Best Complete 4 Stroke Kit As Of October 2014

Discussion in 'General Questions' started by Slo_Mo_Az, Oct 13, 2014.

  1. Slo_Mo_Az

    Slo_Mo_Az New Member

    What is the best complete kit (bike and motor) 4 stroke as of October 2014. We searched this website and found a lot of good information but some of it was dated. We are looking for a 26" beach cruiser style with a 48/49cc 4 stroke motor.

    Thank you from Arizona.
     

  2. MikeSSS

    MikeSSS New Member

    Bike first: you will run out of gas and have to pedal home, occasionally. For this reason the bike needs gearing for flats, wind and any hills you have to climb. The bike will be carrying you and the motor rig. For this reason, a triple in the front and a big cog in the rear that is "big enough" are desirable. The motor rig has to cause minimal friction drag when pedaling.

    Cruiser bikes are designed for speeds in the 6 to 8 mph range, 12 mph is fast for one. The steering geometry is made for this range and the strength of the build is designed for the stresses of this speed range. Inexpensive bikes must use inexpensive materials and fabrication, that is they are relatively weak for just riding without a motor.

    Motor: Subaru/Robin engines are made in Japan and are excellent. Last time I checked, Honda engines were not made in Japan but were made with Japanese supervision. Check the weight of the engines, the 50's are probably heavier than the 35cc engines. I use a Subaru engine but a Honda is also a good choice. China Girl / Happy Times engines are a hobby, not transportation.

    Drive train: friction drive is the easiest to install and live with.

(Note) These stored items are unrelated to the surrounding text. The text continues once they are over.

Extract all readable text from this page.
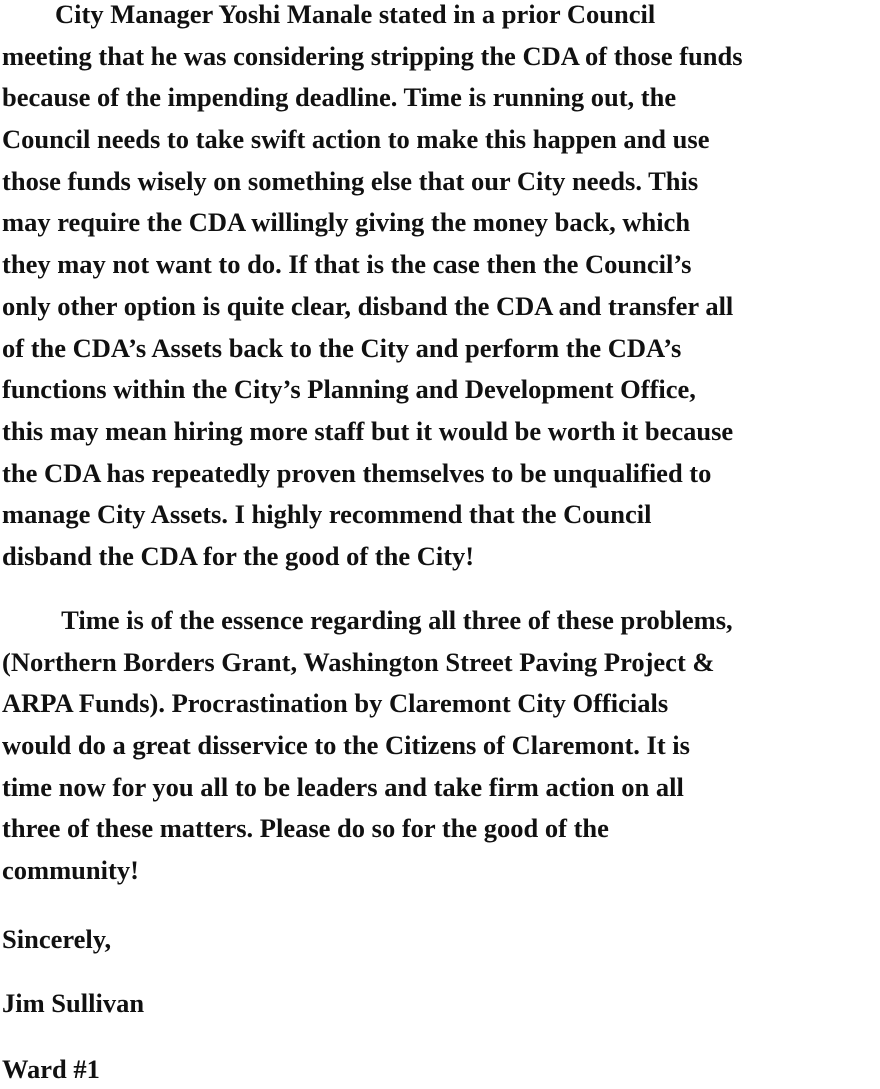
City Manager Yoshi Manale stated in a prior Council
meeting that he was considering stripping the CDA of those funds
because of the impending deadline. Time is running out, the
Council needs to take swift action to make this happen and use
those funds wisely on something else that our City needs. This
may require the CDA willingly giving the money back, which
they may not want to do. If that is the case then the Council’s
only other option is quite clear, disband the CDA and transfer all
of the CDA’s Assets back to the City and perform the CDA’s
functions within the City’s Planning and Development Office,
this may mean hiring more staff but it would be worth it because
the CDA has repeatedly proven themselves to be unqualified to
manage City Assets. I highly recommend that the Council
disband the CDA for the good of the City!
Time is of the essence regarding all three of these problems,
(Northern Borders Grant, Washington Street Paving Project &
ARPA Funds). Procrastination by Claremont City Officials
would do a great disservice to the Citizens of Claremont. It is
time now for you all to be leaders and take firm action on all
three of these matters. Please do so for the good of the
community!
Sincerely,
Jim Sullivan
Ward #1
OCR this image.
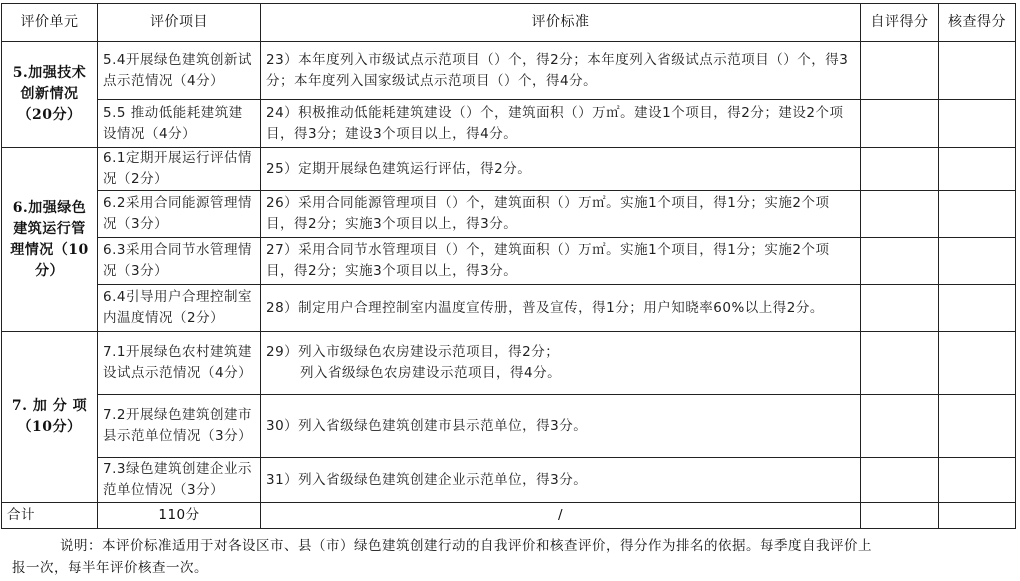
评价单元	评价项目	评价标准	自评得分	核查得分
5.加强技术创新情况（20分）	5.4开展绿色建筑创新试点示范情况（4分）	23）本年度列入市级试点示范项目（）个，得2分；本年度列入省级试点示范项目（）个，得3分；本年度列入国家级试点示范项目（）个，得4分。		
	5.5 推动低能耗建筑建设情况（4分）	24）积极推动低能耗建筑建设（）个，建筑面积（）万㎡。建设1个项目，得2分；建设2个项目，得3分；建设3个项目以上，得4分。		
6.加强绿色建筑运行管理情况（10分）	6.1定期开展运行评估情况（2分）	25）定期开展绿色建筑运行评估，得2分。		
	6.2采用合同能源管理情况（3分）	26）采用合同能源管理项目（）个，建筑面积（）万㎡。实施1个项目，得1分；实施2个项目，得2分；实施3个项目以上，得3分。		
	6.3采用合同节水管理情况（3分）	27）采用合同节水管理项目（）个，建筑面积（）万㎡。实施1个项目，得1分；实施2个项目，得2分；实施3个项目以上，得3分。		
	6.4引导用户合理控制室内温度情况（2分）	28）制定用户合理控制室内温度宣传册，普及宣传，得1分；用户知晓率60%以上得2分。		
7. 加 分 项（10分）	7.1开展绿色农村建筑建设试点示范情况（4分）	29）列入市级绿色农房建设示范项目，得2分；
列入省级绿色农房建设示范项目，得4分。		

	7.2开展绿色建筑创建市县示范单位情况（3分）	30）列入省级绿色建筑创建市县示范单位，得3分。		
	7.3绿色建筑创建企业示范单位情况（3分）	31）列入省级绿色建筑创建企业示范单位，得3分。		
合计	110分	/		
说明：本评价标准适用于对各设区市、县（市）绿色建筑创建行动的自我评价和核查评价，得分作为排名的依据。每季度自我评价上
报一次，每半年评价核查一次。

When the motor is not being used the roller can be moved off the tire, it is quick and easy to do. There is no friction drag when the roller is not touching the tire. I have 164 miles on my Straton friction drive, running on a Performance Gotham tire, the tire shows almost no wear from the roller. It is difficult to change rollers or roller bearings on a Straton, there are other friction drives that are easier to service.

    The Golden Eagle setup uses a cog belt to drive a sheave that snaps on to the spokes of the rear wheel. This setup is probably more fuel efficient than the friction roller. When not using the engine, the belt is dismounted and tied out of the way, I think. The motors friction clutch does have drag internally, that's why it is important to remove the belt. There is far more stress on the spokes from a GEBE setup than from a friction drive. This is an important point, with respect to durability in the long run.

    So, choose a speed range you want. Choose a bike intended for this speed range: geometry, materials, components and build quality. Choose reliable and trouble free or a hobby to tinker with. Choose the time needed and success level you want and then get started.
     
  3. Slo_Mo_Az

    Slo_Mo_Az New Member

    Thank you for the great information.
     
  4. darwin

    darwin Well-Known Member

  5. Slo_Mo_Az

    Slo_Mo_Az New Member

    Last week I picked up a Phantom Bikes Ghost do it yourself kit. Thank you again for all the great information.